We’re all just winging it. Most days I feel like the least “with it” person on the planet. Perfect example, yesterday a new potential babysitter came over for a second interview to meet my kid. The entire time she’s in the floor playing with him, he had the nastiest poopy diaper and stank to high heaven, which she laughingly mentioned. Seriously?? I didn’t even realize my kid stank before she got there?? All I can do is roll my eyes and shake my head. This is my life people.
But you you know what? It’s ok. It’s ok to be exasperated by it. And its ok that it happened in the first place. Which is a strange contrast. But that contrast that we live in called parenting. Sometimes I feel the generation before us rolls their eyes at us when we write about it, post about it, Instagram it; because back then it was just life and you either complained to your friends on the phone or in person. But I’m glad I live in a generation that logs on and quickly sees I AM NOT ALONE.
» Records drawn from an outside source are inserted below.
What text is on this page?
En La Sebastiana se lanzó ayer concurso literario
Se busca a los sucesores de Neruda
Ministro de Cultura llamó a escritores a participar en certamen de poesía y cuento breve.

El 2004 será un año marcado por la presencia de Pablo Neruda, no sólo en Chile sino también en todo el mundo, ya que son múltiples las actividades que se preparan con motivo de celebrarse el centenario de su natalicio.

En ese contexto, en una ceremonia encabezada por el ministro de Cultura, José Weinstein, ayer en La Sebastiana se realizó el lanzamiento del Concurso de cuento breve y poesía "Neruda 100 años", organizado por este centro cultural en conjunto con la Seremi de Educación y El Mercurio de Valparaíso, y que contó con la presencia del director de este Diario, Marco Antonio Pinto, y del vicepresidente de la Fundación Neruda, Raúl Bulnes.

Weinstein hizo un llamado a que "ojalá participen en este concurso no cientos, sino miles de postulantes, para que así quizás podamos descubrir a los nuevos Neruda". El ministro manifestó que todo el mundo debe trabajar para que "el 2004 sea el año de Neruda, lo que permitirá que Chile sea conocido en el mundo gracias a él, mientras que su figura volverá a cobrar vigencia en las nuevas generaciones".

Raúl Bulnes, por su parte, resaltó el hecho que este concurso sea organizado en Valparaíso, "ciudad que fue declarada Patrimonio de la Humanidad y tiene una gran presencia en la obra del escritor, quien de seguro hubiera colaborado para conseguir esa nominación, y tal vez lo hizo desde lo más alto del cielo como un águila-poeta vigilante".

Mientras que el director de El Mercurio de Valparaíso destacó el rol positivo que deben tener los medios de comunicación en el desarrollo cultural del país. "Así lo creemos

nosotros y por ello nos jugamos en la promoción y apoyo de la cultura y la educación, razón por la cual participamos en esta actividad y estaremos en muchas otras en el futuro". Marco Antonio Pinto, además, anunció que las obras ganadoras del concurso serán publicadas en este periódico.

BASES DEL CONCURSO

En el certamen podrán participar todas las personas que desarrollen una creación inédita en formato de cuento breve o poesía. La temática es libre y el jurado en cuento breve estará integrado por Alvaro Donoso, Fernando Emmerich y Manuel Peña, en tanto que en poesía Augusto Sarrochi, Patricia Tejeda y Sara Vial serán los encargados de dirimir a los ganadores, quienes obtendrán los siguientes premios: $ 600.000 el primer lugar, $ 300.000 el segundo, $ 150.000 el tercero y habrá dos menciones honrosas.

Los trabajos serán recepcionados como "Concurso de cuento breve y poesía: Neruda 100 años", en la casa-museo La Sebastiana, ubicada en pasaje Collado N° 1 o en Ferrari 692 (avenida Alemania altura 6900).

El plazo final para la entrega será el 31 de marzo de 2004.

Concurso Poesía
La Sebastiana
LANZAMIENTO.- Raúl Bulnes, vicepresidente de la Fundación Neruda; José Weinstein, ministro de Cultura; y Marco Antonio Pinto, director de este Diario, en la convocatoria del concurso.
Most importantly, don’t put yourself in a mom box. If all you wanna be is a mom, if that’s all time allows for you in this season, I get it. Bless. But if you have other dreams, dreams of starting a business, starting a blog, going back to school; don’t let the business of motherhood hold you back. Don’t let someone else tell you what you can’t do.
Some days I’m totally jacked about starting this blog, and other days I feel like a hack and want to throw in the towel. But two months in and I haven’t given up yet, so that’s something right? 😉
Stay strong mamas, fight the good fight. You are free to be more.